Wednesday, January 17, 2007

Duke Non-Rape: Defiant, Stupid and Fearful 88 or So Strike Again

Idiots.

Fearing for their legal lives (so much different when you're on the receiving end, 'eh?), the "concerned Duke Faculty" write again. Here's a telling snippet (whole text here):
The ad has been read as a comment on the alleged rape, the team party, or the specific students accused. Worse, it has been read as rendering a judgment in the case. We understand the ad instead as a call to action on important, longstanding issues on and around our campus, an attempt to channel the attention generated by the incident to addressing these. We reject all attempts to try the case outside the courts, and stand firmly by the principle of the presumption of innocence.
Oh, really? I bet it will be a challenge to find one witness to challenge that assertion.

KC Johnson, as always, has an excellent post:

The new statement echoes the line of Bob Ashley’s Herald-Sun and the transparently pro-prosecution NAACP: “We reject all attempts to try the case outside the courts, and stand firmly by the principle of the presumption of innocence.”

It’s ironic that a statement signed by more than 70 percent the African-American Studies Department would implicitly rebuke the civil rights movement of the late 1950s and early 1960s, in which activists recognized the need to mobilize the public, “outside the courts,” to protest rigged local procedures in the Deep South.

Forget the 1960s, these same people look at current crime rates and protest the inequality. Michael Jackson and O.J. Simpson were both tried and found innocent outside the court of law by African-Americans. The only calls for keeping it "in the courts" involve rich, white, privilaged men, evidently. And women (don't forget hard-core criminals like Martha Stewart).

In another post, KC Johnson ponders what Duke President Brodhead can do in this situation. No doubt, Duke enrollment will drop like a rock or will be filled with less-than-stellar scholars. Meh. Perfect fit. Here is one solution:

DBR: “One thing which Brodhead could do, it seems to us, which everyone should agree with, is to make it clear to the city of Durham that Duke students must be treated the same as any other citizens and that Duke will not tolerate any further mistreatment of its students.
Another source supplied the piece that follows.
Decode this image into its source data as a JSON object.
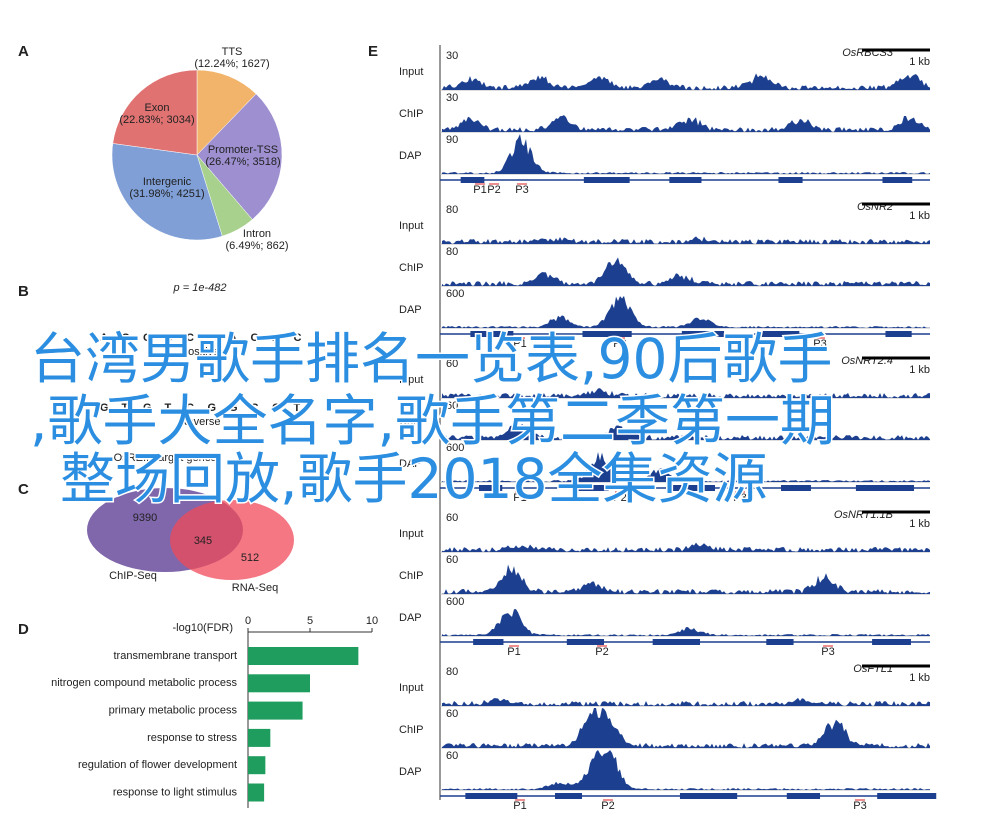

Certainly parents of students (present and prospective) would wish this to be so.”

This problem has ranged from the “extraordinary” (the treatment of the lacrosse players) to the more ordinary, where “Durham police have quite frankly discriminated against Duke students as a class, which is a violation of their civil rights.” Moreover, “as Professor James Coleman has made clear, if you can do what Nifong did to rich people, it’s ten times easier to do it to poor ones. Brodhead has an opportunity to let Duke serve Durham, and to build bridges, by having Duke help keep the justice system honest. Perhaps law students could organize themselves and monitor the district attorney’s office for any further abuses, particularly against people who can’t fight back as the lacrosse families have done.”
And the case isn't finished. These families still anguish over their son's fates. The 60 Minutes interview (the husbands and fathers sat quite while the mothers expressed their outrage), showed what stress they're enduring. Liestoppers has a good post, "They Look at the Mother". This reminds me of my own post some time back expressing similar sentiments:
  • I'm imagining being the mother to a boy who was on his way to Wall-Street but some two-bit ho and an insane, power-hungry prosecutor ruined that possibility for him.
  • I'm imagining the gazillions being spent by the families to defend their boys for a crime they almost certainly did not commit.
I'm not a lawyer. Maybe if I was, I'd be more confident about this outcome. KC Johnson seems pretty confident this is done. That encourages me. I won't rest easy until the papers are signed.